Ok, values points to the beginning of vec inner array, but it destroyed when vec is out of scope. But I have to keep it..

&vec[0] = nullptr; // does not compile of course

So question is: is it possible to apply move semantics in this case? Or maybe some other trick?

Answer 1

The short answer is that no, there isn't any way to transfer ownership of a vector 's buffer outside the vector .

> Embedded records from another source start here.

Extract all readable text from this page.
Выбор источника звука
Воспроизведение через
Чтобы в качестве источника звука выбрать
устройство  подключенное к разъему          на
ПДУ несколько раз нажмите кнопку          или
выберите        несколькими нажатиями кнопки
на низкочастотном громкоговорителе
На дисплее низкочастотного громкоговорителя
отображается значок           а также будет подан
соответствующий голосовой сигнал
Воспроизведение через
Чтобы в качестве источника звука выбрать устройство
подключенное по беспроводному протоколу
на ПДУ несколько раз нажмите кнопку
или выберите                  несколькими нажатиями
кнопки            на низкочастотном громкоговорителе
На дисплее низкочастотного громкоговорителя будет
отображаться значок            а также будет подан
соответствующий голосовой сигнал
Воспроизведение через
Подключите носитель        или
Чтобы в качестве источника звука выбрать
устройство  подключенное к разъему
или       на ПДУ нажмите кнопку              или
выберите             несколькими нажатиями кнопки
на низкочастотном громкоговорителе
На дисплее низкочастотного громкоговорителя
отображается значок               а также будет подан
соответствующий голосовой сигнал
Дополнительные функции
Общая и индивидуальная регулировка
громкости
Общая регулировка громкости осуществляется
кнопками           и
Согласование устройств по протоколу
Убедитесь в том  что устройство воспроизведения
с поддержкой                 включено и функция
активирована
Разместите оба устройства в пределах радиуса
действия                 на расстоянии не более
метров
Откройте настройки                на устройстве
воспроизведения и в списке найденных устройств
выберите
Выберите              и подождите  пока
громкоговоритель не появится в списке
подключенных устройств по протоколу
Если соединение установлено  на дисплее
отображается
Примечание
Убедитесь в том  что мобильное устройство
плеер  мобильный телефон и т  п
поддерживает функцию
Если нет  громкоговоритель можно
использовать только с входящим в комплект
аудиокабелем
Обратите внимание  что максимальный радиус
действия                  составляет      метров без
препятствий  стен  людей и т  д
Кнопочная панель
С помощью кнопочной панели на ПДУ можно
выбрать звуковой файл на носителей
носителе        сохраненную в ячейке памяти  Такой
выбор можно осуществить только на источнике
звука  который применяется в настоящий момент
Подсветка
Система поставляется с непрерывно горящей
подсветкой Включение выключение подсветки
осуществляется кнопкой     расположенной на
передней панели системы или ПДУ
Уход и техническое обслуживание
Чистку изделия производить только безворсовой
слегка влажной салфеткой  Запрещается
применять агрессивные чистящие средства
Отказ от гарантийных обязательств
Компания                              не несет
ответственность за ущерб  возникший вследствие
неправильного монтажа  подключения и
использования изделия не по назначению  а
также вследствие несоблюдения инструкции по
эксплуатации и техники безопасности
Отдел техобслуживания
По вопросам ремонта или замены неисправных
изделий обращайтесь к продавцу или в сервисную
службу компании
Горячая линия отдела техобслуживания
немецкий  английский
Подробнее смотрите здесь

I think your best option is to make sure that the vector just doesn't die by using a wrapper:

class LegacyStructWrapper : private boost::noncopyable  // Or declare private copy constructor/copy assignment or use `= delete` in C++11.
{
private:
    std::vector<int> vec_;
    LegacyStruct wrapped_;
}

Then anytime you need to use values , just assign it to &vec_[0] . This will stay constant if/until you add more items to the vector (so you will have to use care to make sure that vector resizes don't cause problems).

Answer 2

Yup, you can do so - with a small trick:

struct LegacyStruct {
  std::vector<int> backingStore;
  int* values;
  LegacyStruct(std::vector<int>& aSource) {
    // Steal memory
    aSource.swap(backingStore);
    // Set pointer
    values = &backingStore[0];
  };
}

The vector.swap operation doesn't copy the ints.